Warm(er) days around the corner?, writes Sam. What corner, I ask. The metaphysical corner of going from Winter to Spring, is his answer. Interesting use of the language. Perhaps a bit of the poet dwells in Samuel's soul. But last night was twenty-one degrees below zero with a twenty mile-an-hour wind. Therefore, the wind chill factor indicates the air will feel like sixty degrees below zero. We have charts for this. Wind can frostbite an ear lobe in minutes and midwesterners can calculate wind chill factor in a blink of a frosted eyelash. And last night was not even a record breaker in the Iowa log of extreme temps.

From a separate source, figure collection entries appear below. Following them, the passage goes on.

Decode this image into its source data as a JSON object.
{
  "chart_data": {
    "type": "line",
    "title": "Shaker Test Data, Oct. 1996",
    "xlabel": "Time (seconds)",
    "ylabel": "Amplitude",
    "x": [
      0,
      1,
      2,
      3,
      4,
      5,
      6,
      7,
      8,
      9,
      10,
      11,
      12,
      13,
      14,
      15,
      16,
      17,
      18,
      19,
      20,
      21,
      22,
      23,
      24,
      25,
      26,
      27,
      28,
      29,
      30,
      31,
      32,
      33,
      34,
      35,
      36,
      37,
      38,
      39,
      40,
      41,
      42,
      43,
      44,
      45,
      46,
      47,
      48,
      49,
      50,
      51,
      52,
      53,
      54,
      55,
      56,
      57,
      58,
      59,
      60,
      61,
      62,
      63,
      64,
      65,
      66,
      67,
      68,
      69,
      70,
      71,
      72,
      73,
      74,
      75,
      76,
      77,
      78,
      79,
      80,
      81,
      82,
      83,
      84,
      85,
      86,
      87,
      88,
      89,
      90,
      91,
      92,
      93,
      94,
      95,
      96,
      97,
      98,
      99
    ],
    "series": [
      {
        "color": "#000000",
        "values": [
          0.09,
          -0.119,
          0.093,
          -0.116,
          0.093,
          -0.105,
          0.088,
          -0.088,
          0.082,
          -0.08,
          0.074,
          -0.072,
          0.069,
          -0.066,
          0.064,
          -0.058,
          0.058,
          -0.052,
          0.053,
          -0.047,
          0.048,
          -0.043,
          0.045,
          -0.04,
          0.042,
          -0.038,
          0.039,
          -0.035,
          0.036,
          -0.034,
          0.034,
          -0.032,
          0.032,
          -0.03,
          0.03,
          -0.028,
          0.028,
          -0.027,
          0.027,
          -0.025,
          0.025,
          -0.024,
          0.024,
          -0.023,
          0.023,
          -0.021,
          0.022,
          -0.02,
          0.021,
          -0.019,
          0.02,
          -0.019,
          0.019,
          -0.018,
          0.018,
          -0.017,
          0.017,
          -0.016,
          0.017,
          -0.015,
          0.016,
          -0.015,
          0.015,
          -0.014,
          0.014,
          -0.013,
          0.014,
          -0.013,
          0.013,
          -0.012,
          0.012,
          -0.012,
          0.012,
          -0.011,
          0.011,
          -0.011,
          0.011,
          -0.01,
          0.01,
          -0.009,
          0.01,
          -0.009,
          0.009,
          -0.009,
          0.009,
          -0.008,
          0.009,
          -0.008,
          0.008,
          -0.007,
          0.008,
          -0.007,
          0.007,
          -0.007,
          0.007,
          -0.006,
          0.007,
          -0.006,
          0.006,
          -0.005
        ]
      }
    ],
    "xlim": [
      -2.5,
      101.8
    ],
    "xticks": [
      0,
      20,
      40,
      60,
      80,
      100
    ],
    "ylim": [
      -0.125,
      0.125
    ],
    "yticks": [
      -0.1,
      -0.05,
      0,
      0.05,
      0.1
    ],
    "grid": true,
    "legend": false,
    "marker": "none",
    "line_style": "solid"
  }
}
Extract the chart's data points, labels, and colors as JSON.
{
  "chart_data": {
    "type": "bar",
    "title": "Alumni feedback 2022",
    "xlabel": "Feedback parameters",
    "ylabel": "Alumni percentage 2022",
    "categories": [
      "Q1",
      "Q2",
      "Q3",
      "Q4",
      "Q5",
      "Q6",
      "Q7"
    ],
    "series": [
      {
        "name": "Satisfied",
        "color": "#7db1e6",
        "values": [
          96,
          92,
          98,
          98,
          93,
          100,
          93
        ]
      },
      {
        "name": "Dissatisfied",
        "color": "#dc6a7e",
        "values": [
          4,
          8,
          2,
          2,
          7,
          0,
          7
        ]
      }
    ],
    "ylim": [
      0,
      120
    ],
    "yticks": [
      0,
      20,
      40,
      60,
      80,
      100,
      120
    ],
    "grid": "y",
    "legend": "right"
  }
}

Against the greyness I fight back with color. Jamaican paintings of orange and turquoise, scarlet and pecan patterns on my rugs, the fuscia scarf I had to have. I am friendly with the staff at the library and big Bubba, the ticket seller at the movie theatre. Bird feeders outside my window to watch the comedy of bird life. And get down, dude, get down. Seriously, down feathers are undefeated in the war against ice. Down coat on my back and down comforter on my bed.
There is a certain amount of smugness that goes with surviving a winter on the prairie. We scoff at our friends and family who are snowbirds in warmer places living in trailer parks for three months and cooking meat loaves for endless potlucks. Stay away, you pitiful fair weather wusses. The real men and women live here in Iowa with their shovels and salt bags. Stay warm, Samuel, it will get better.